Proudfoot expecting Stander’s last stand to inspire Ireland

England forwards coach pays tribute to his fellow South African’s impact with Ireland and Munster

Matt Proudfoot: “I’m sure they’ll want to close his chapter on the right note. We can expect a highly motivated Irish team really looking to come at us.”  Photograph: Dan Mullan/The RFU Collection via Getty Images

Matt Proudfoot: “I’m sure they’ll want to close his chapter on the right note. We can expect a highly motivated Irish team really looking to come at us.” Photograph: Dan Mullan/The RFU Collection via Getty Images

 

Last time we encountered Matt Proudfoot he was sitting beside Damien de Allende in Tokyo Disneyland.

So much has transpired since the Springboks’ all-conquering 2019 campaign with a once-in-a-lifetime financial opportunity sending Proudfoot to coach an England pack his South African eight had just destroyed in the World Cup final, while Munster are benefitting from their investment in De Allende, one of the game’s premier inside centres.

Irish rugby and especially Munster people were shocked this week when CJ Stander announced his retirement from “all forms of rugby,” ideally bringing his international cap total to 56 during the Lions Test series against the Springboks and possibly Japan this summer.

Proudfoot, who hails from Klerksdrop in South Africa’s north west province, relates to Stander more than most as the 49-year-old played tighthead prop for Scotland on four occasions between 1998 and 2003.

“Like myself, he made a decision for his life and it took him on an incredible adventure,” said Proudfoot. “He was loyal to that adventure and for that I congratulate him on an incredible career.”

Stander’s decision to retire aged 31 – saying his commitment to rugby was taking an “unfair toll” on his family coupled with a desire to raise his daughter in South Africa – was not flagged in an interview with the George Herald in April 2020. In fact, he stated he hoped to keep playing the sport on his return home.

“For sure [I am returning to South Africa] – I just realised in the last few weeks that I love farming,” said Stander during the first lockdown. “I can still play a lot of games hopefully. I think there is a lot of knowledge I can give back to the game. I would love to see where that path takes me, whether that is into coaching or not.”

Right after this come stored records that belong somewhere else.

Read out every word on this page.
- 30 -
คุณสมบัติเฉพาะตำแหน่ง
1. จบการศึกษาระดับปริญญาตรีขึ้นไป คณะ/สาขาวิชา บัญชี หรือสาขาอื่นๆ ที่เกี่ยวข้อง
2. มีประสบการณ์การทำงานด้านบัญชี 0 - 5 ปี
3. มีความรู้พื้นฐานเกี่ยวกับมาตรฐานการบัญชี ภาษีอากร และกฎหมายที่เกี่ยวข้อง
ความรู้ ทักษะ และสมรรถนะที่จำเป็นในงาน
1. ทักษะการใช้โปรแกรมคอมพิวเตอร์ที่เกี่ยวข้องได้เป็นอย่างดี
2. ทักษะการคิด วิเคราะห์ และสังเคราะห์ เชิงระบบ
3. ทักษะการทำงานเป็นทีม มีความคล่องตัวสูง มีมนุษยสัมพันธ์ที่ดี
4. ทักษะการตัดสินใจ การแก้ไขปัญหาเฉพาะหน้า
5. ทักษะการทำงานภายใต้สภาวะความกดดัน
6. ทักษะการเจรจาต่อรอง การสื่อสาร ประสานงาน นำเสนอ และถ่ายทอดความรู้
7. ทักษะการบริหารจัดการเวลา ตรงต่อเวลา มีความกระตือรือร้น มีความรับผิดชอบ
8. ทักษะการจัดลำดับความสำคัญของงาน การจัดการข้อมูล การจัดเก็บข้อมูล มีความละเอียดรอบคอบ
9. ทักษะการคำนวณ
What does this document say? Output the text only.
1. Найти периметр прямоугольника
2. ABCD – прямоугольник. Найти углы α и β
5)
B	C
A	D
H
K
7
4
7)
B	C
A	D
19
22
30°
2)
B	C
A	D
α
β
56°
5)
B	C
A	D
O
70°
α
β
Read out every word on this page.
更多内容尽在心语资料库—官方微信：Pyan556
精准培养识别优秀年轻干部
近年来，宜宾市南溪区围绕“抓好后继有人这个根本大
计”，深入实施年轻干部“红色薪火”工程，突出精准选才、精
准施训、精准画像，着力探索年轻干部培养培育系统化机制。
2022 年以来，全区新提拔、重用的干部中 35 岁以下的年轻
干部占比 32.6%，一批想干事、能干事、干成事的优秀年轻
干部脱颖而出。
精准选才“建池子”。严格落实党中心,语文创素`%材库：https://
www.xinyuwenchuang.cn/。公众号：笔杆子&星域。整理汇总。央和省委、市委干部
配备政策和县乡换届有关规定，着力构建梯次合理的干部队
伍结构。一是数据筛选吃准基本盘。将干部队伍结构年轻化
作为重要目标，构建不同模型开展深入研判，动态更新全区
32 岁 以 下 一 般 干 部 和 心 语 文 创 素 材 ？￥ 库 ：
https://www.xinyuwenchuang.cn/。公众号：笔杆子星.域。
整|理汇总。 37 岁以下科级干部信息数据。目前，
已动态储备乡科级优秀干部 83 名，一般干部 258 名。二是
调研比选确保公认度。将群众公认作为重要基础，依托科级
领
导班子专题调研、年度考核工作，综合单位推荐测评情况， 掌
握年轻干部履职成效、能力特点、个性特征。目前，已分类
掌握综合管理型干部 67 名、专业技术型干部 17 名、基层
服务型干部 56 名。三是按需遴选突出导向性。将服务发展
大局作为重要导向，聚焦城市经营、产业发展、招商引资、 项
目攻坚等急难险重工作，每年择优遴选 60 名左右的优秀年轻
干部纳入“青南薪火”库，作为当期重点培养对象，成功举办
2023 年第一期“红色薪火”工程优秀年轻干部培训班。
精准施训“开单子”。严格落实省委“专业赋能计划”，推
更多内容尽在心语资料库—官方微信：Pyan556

Stander also suggested last year that a half century of caps for Ireland might be enough.

“I am on 42 now,” he said. “Hopefully, if I can get to 50, that would be great. That is not in my hands. There are a lot of youngsters coming through in the position, but I am looking forward to a good contest going forward.”

That contest ends this weekend with both Munster captain Peter O’Mahony and Ireland captain Johnny Sexton caught completely unawares by Stander’s decision to quit at the peak of his powers.

Family reasons

“Every person makes that decision in their life,” said Proudfoot.

“If you read his statement, he’d thought it through, he’s taken a lot of things into account and he’s very, very grateful for the experience of being part of a generation of a highly successful Irish and Munster teams. That’s really reflective of the type of human being he is, giving everything he’s got to his province and his team.

“I was a little bit different so I couldn’t relate to that decision. I was young, I was single and on my own [when he moved to Edinburgh]. Family reasons are very powerful reasons, very powerful motivators for people.

“No, I am not surprised. I think the world is in a very tough place and the things that motivate you in life, your reasons why, are very important and you need to take care of them.

“He spoke about his whys for playing the game and being the best he could be, and his family. When those two come into conflict it must be a tough place to be as a player, having to pick between the two things you care the most about in the world.”

Proudfoot agreed that Stander’s imminent departure from Limerick will galvanise Ireland this weekend at the Aviva Stadium in the final round of the Six Nations.

“Absolutely. He’s been a talisman for their pack and team for a long, long time. He plays with his heart on his sleeve. He’s a tough, tough competitor, a tough man.

“I’m sure they’ll want to close his chapter on the right note. We can expect a highly motivated Irish team really looking to come at us. We need to confront that and get ourselves on the front foot.”